Jon N. v. Blue Cross Blue Shield of Massachusetts

684 F. Supp. 2d 190, 2010 WL 537795
CourtDistrict Court, D. Massachusetts
DecidedFebruary 16, 2010
DocketCivil Action 08-10776-JLT
StatusPublished
Cited by10 cases

This text of 684 F. Supp. 2d 190 (Jon N. v. Blue Cross Blue Shield of Massachusetts) is published on Counsel Stack Legal Research, covering District Court, D. Massachusetts primary law. Counsel Stack provides free access to over 12 million legal documents including statutes, case law, regulations, and constitutions.

Bluebook
Jon N. v. Blue Cross Blue Shield of Massachusetts, 684 F. Supp. 2d 190, 2010 WL 537795 (D. Mass. 2010).

Opinion

MEMORANDUM

TAURO, District Judge.

I. Introduction

This action challenges a denial of health insurance benefits under an employee welfare benefits plan, established pursuant to the Employee Retirement Income Security Act of 1974 1 (“ERISA”). Plaintiffs Jon N. and Teresa N. are parents and legal guardians of Patricia N. (“Patricia” or “Trida”), a minor, who is insured under a health insurance plan sponsored by her father’s employer and administered by Defendant Blue Cross Blue Shield of Massachusetts (“Blue Cross”). Plaintiffs allege that Blue Cross improperly denied reimbursement for inpatient substance abuse and mental health treatment that Patricia received at the Island View Residential Treatment Center (“Island View”) from August 30, 2006, to June 22, 2007. For the following reasons, Defendant’s Motion for Summary Judgment [# 50] is ALLOWED and Plaintiffs’ Motion for Summary Judgment [# 57] is DENIED.

II. Background 2

A. Patricia’s Medical History and Treatment

Prior to her admission at Island View, Patricia had a long history of emotional and behavioral health issues. To address these problems, she received, beginning in 2004, individual outpatient therapy from Amy Lilavois, a Licensed Mental Health Counselor. But in June of 2006, Ms. Lilavois observed that, despite therapy and medication, Patricia’s behavior had become more risky. Ms. Lilavois therefore recommended residential treatment. An educational consultant who evaluated Patricia’s treatment history agreed with this recommendation. And so, Plaintiffs enrolled Patricia in Second Nature Entrada Wilderness Program (“Second Nature”). There, from June 29, 206 to August 29, 2006, she was treated for Major Depressive Disorder, Bulimia Nervosa, Alcohol Dependence, Marijuana Abuse, Oppositional Defiant Disorder, and Parent-Child Relational Problem.
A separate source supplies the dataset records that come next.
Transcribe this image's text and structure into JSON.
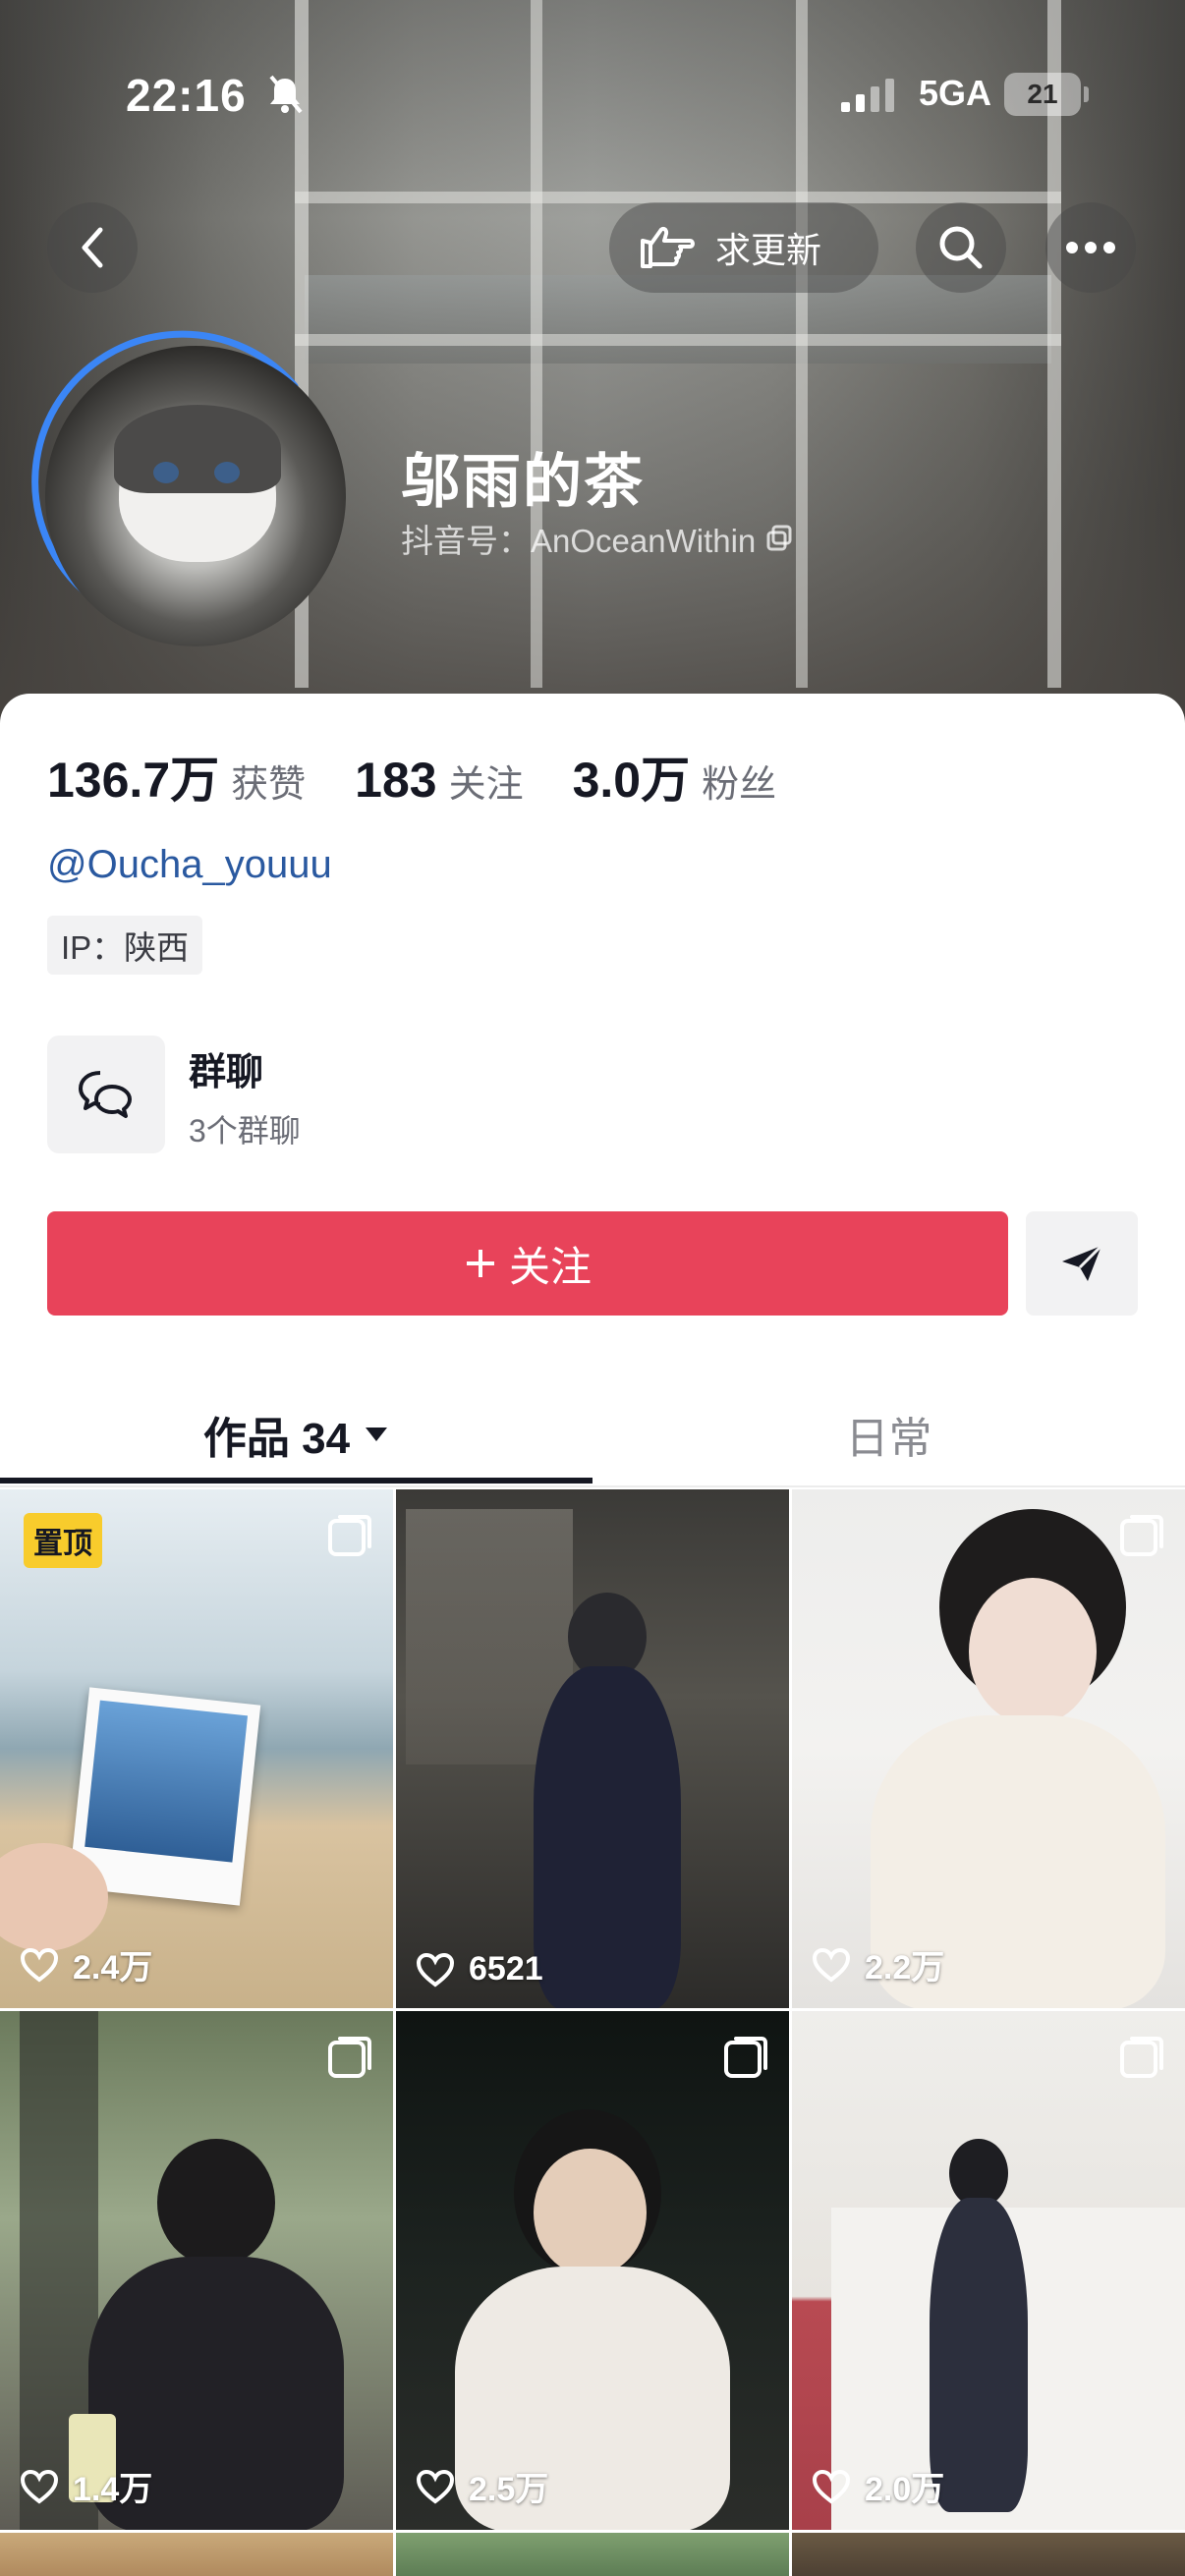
{
  "status_bar": {
    "time": "22:16",
    "network": "5GA",
    "battery": "21"
  },
  "header": {
    "request_update_label": "求更新",
    "name": "邬雨的茶",
    "douyin_id": "抖音号：AnOceanWithin"
  },
  "stats": [
    {
      "value": "136.7万",
      "label": "获赞"
    },
    {
      "value": "183",
      "label": "关注"
    },
    {
      "value": "3.0万",
      "label": "粉丝"
    }
  ],
  "handle": "@Oucha_youuu",
  "ip": "IP：陕西",
  "group_chat": {
    "title": "群聊",
    "subtitle": "3个群聊"
  },
  "follow_button": "关注",
  "tabs": {
    "works": "作品 34",
    "daily": "日常"
  },
  "pinned_label": "置顶",
  "posts": [
    {
      "likes": "2.4万",
      "pinned": true
    },
    {
      "likes": "6521"
    },
    {
      "likes": "2.2万"
    },
    {
      "likes": "1.4万"
    },
    {
      "likes": "2.5万"
    },
    {
      "likes": "2.0万"
    }
  ],
  "colors": {
    "follow": "#e8435a",
    "pin_badge": "#f8cc2c",
    "handle": "#2a59a0",
    "story_ring": "#3b86f6"
  }
}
The Confidential Psychological Assessment Report completed by Second Nature on August 8, 2006, states that “Trida denies any suicidal ideation ... Tricia denies any obsessions or compulsions, paranoia, auditory or visual hallucinations, racing thoughts, excessive energy, attentional difficulties, as well as grandiosity.” 3 Nonetheless, two licensed clinical psychologists, who treated Patricia at Second Nature, recommended additional treatment at a secure residential facility upon her discharge *195 from the program. Based on these recommendations, Plaintiffs procured residential treatment for Patricia at Island View, where she remained from August 30, 2006, until June 22, 2007. Patricia’s treatment at Island View included individual therapy, group therapy, and family therapy, substance abuse counseling, academic and recreational programs, and ongoing medication evaluation and management.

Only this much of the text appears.